One of the most dramatic things that a person who does not know chimpanzees soon discovers is that the chimpanzees have very distinct personalities that are certainly as variable and complex as our own.

For example, Washoe is a very caring individual who is always looking out for the "underdog" and taking their side. She has a great deal of compassion and has a remarkable capacity to empathize with humans and chimpanzees alike.

One of our longtime volunteers, Kat Beach, once told me that when she first met Washoe she was amazed that a chimpanzee could use human language. But after getting to know the chimpanzees, she was instead amazed by "what" Washoe communicated.

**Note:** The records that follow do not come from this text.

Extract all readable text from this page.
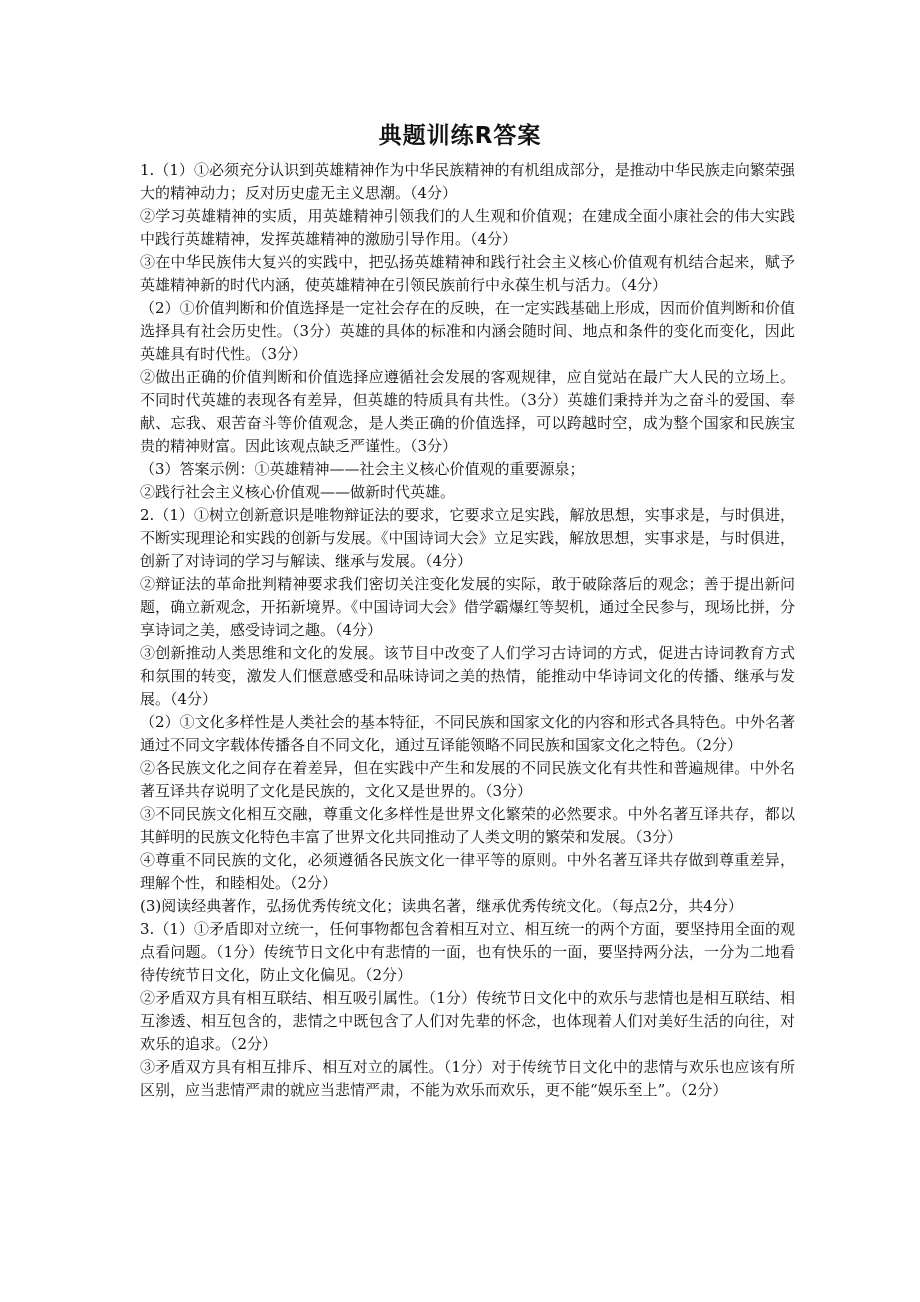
典题训练R答案

1.（1）①必须充分认识到英雄精神作为中华民族精神的有机组成部分，是推动中华民族走向繁荣强大的精神动力；反对历史虚无主义思潮。（4分）

②学习英雄精神的实质，用英雄精神引领我们的人生观和价值观；在建成全面小康社会的伟大实践中践行英雄精神，发挥英雄精神的激励引导作用。（4分）

③在中华民族伟大复兴的实践中，把弘扬英雄精神和践行社会主义核心价值观有机结合起来，赋予英雄精神新的时代内涵，使英雄精神在引领民族前行中永葆生机与活力。（4分）

（2）①价值判断和价值选择是一定社会存在的反映，在一定实践基础上形成，因而价值判断和价值选择具有社会历史性。（3分）英雄的具体的标准和内涵会随时间、地点和条件的变化而变化，因此英雄具有时代性。（3分）

②做出正确的价值判断和价值选择应遵循社会发展的客观规律，应自觉站在最广大人民的立场上。不同时代英雄的表现各有差异，但英雄的特质具有共性。（3分）英雄们秉持并为之奋斗的爱国、奉献、忘我、艰苦奋斗等价值观念，是人类正确的价值选择，可以跨越时空，成为整个国家和民族宝贵的精神财富。因此该观点缺乏严谨性。（3分）

（3）答案示例：①英雄精神——社会主义核心价值观的重要源泉；

②践行社会主义核心价值观——做新时代英雄。

2.（1）①树立创新意识是唯物辩证法的要求，它要求立足实践，解放思想，实事求是，与时俱进，不断实现理论和实践的创新与发展。《中国诗词大会》立足实践，解放思想，实事求是，与时俱进，创新了对诗词的学习与解读、继承与发展。（4分）

②辩证法的革命批判精神要求我们密切关注变化发展的实际，敢于破除落后的观念；善于提出新问题，确立新观念，开拓新境界。《中国诗词大会》借学霸爆红等契机，通过全民参与，现场比拼，分享诗词之美，感受诗词之趣。（4分）

③创新推动人类思维和文化的发展。该节目中改变了人们学习古诗词的方式，促进古诗词教育方式和氛围的转变，激发人们惬意感受和品味诗词之美的热情，能推动中华诗词文化的传播、继承与发展。（4分）

（2）①文化多样性是人类社会的基本特征，不同民族和国家文化的内容和形式各具特色。中外名著通过不同文字载体传播各自不同文化，通过互译能领略不同民族和国家文化之特色。（2分）

②各民族文化之间存在着差异，但在实践中产生和发展的不同民族文化有共性和普遍规律。中外名著互译共存说明了文化是民族的，文化又是世界的。（3分）

③不同民族文化相互交融，尊重文化多样性是世界文化繁荣的必然要求。中外名著互译共存，都以其鲜明的民族文化特色丰富了世界文化共同推动了人类文明的繁荣和发展。（3分）

④尊重不同民族的文化，必须遵循各民族文化一律平等的原则。中外名著互译共存做到尊重差异，理解个性，和睦相处。（2分）

(3)阅读经典著作，弘扬优秀传统文化；读典名著，继承优秀传统文化。（每点2分，共4分）

3.（1）①矛盾即对立统一，任何事物都包含着相互对立、相互统一的两个方面，要坚持用全面的观点看问题。（1分）传统节日文化中有悲情的一面，也有快乐的一面，要坚持两分法，一分为二地看待传统节日文化，防止文化偏见。（2分）

②矛盾双方具有相互联结、相互吸引属性。（1分）传统节日文化中的欢乐与悲情也是相互联结、相互渗透、相互包含的，悲情之中既包含了人们对先辈的怀念，也体现着人们对美好生活的向往，对欢乐的追求。（2分）

③矛盾双方具有相互排斥、相互对立的属性。（1分）对于传统节日文化中的悲情与欢乐也应该有所区别，应当悲情严肃的就应当悲情严肃，不能为欢乐而欢乐，更不能“娱乐至上”。（2分）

In the summer of 1982 Kat was newly pregnant, and Washoe, having had two pregnancies herself, doted over her belly, asking her about her BABY. Unfortunately, Kat had a miscarriage and she didn't come in to our laboratory for several days. When she finally came back Washoe greeted her warmly but then moved away and let Kat know she was upset that she'd been gone. Knowing that Washoe had lost two of her own children, Kat decided to tell her the truth. "MY BABY DIED," Kat signed to her. Washoe looked down to the ground. Then she looked into Kat's eyes and signed CRY touching her cheek just below her eye. That single word, CRY, Kat later said, told her more about Washoe than all her longer, more grammatically perfect sentences. When Kat Had to leave that day, Washoe wouldn't let her go and signed to her PLEASE PERSON HUG.

This experience of Kat's has since been extensively examined in scientific research on the "Theory of Mind." It has been repeated demonstrated that our fellow hominids can see the world from another person's point of view, in essence understand how another mind might see the world (Fouts and Mills, 1997).